Je lis que : les gallécos ne peuvent s’utiliser que dans des entreprises d’Ille-et-Vilaine qui vendent des produits ou des services élaborés sur le territoire du département.

C’est doublement faux.

Si les produits et services sont bien commercialisés localement, il est bien évident qu’ils ne sont pas élaborés localement… tant s’en faut. Pour s’en convaincre, il n’est qu’à réfléchir par exemple à l’origine des produits commercialisés par les magasins de la société Scarabée Biocoop qui sont de loin les plus gros récepteurs de gallécos.

Par ailleurs, il se trouve que plus de 10 % des entreprises sont localisées dans le Morbihan et la Loire-Atlantique, et que ce taux monte à près de 30 % là où cette monnaie marche le mieux : dans le Pays de Redon, ce qui fait qu’elle peut être utilisée dans 2 Régions et 3 Départements.

Je lis que : payer en galléco a donc pour but de créer de la richesse, et donc de l’emploi, au niveau local.

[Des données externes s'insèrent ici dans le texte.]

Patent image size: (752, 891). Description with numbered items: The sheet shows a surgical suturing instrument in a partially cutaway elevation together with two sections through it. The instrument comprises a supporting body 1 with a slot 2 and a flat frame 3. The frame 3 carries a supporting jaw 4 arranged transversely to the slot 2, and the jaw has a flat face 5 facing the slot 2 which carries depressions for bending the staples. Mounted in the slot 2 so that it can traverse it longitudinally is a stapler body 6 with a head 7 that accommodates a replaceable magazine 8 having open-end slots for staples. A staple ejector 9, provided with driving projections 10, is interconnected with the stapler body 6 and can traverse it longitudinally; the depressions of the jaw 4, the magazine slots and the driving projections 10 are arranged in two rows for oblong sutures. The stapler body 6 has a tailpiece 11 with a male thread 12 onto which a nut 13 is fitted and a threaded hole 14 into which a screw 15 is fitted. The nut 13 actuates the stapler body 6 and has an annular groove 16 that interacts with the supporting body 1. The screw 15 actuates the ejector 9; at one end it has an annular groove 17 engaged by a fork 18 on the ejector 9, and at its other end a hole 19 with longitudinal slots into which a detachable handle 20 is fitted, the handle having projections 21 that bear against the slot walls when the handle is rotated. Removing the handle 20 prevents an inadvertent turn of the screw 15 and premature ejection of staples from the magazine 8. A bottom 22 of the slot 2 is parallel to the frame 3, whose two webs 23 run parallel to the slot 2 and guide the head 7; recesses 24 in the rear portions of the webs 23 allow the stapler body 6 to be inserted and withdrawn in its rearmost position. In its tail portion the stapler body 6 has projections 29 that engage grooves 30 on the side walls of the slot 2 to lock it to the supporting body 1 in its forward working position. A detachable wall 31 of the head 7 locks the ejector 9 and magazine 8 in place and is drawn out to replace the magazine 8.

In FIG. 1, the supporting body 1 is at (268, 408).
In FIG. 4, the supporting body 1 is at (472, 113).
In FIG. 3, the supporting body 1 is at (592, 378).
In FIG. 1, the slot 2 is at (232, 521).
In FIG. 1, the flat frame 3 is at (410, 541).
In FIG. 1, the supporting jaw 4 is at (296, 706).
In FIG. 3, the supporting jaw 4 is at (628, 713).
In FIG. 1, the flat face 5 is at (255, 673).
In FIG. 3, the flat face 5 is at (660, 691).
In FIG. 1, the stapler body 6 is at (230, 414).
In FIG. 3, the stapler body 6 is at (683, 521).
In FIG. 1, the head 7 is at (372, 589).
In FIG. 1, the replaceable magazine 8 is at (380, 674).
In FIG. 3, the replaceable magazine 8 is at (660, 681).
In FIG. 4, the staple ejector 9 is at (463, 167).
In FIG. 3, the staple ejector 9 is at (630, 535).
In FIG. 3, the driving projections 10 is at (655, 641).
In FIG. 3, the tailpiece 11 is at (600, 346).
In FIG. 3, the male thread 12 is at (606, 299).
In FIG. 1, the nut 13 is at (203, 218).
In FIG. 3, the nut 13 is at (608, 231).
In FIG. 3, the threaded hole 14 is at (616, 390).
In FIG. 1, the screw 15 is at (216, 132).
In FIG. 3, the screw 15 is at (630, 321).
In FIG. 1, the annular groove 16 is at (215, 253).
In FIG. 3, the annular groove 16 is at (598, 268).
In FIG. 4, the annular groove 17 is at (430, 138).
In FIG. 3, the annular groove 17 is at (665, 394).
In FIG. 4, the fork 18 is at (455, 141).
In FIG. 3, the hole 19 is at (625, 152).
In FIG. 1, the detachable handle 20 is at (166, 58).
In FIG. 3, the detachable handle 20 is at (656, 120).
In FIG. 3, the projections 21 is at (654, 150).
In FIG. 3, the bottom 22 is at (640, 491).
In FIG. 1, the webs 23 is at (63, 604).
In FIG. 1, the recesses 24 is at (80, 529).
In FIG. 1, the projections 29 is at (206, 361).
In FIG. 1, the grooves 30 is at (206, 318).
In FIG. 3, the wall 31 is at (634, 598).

C’est prendre ses désirs pour des réalités : on ne peut que regretter qu’en 3 ans il n’y ait pas eu d’augmentation du chiffre d’affaires des prestataires et que le dispositif n’ait permis absolument aucune création d’emploi en dehors des 2 salariés de l’association financés par l’impôt.

Je lis que : pensé en 2011 par le conseil général d’Ille-et-Vilaine, le projet Galléco a été confié à une association créée pour l’occasion, la collectivité n’ayant pas pour vocation à devenir une banque.

C’est un sophisme : l’association non plus n’a pas vocation à devenir une banque. Elle ne l’a d’ailleurs pas été et elle ne le sera jamais.

Je lis que : l’association Galléco, financée par le Département (elle a reçu 339 500 € de subvention plus un prêt de 40 000 €), a vu le jour en mars 2013.

Le coût pour le Département (donc pour les contribuables) a largement dépassé ce montant. On peut sans risque l’estimer aux alentours de 500.000 euros si l’on veut bien prendre en compte les frais d’organisation d’une table ronde, l’impression des premiers coupons, le financement de l’achat d’une machine qui devait les sécuriser mais qui n’a jamais servi, la constitution et la diffusion d’un dossier de presse, les frais d’organisation d’une rencontre nationale, le recrutement d’un stagiaire au département pour cela, le renoncement aux intérêts sur une avance de 40.000 euros sur 3 ans, le marché d’évaluation de l’expérimentation, la valorisation de la participation des fonctionnaires territoriaux notamment au plan de l’expertise juridique, sans compter par exemple la participation indirecte au financement d’un « dispositif local d’accompagnement »…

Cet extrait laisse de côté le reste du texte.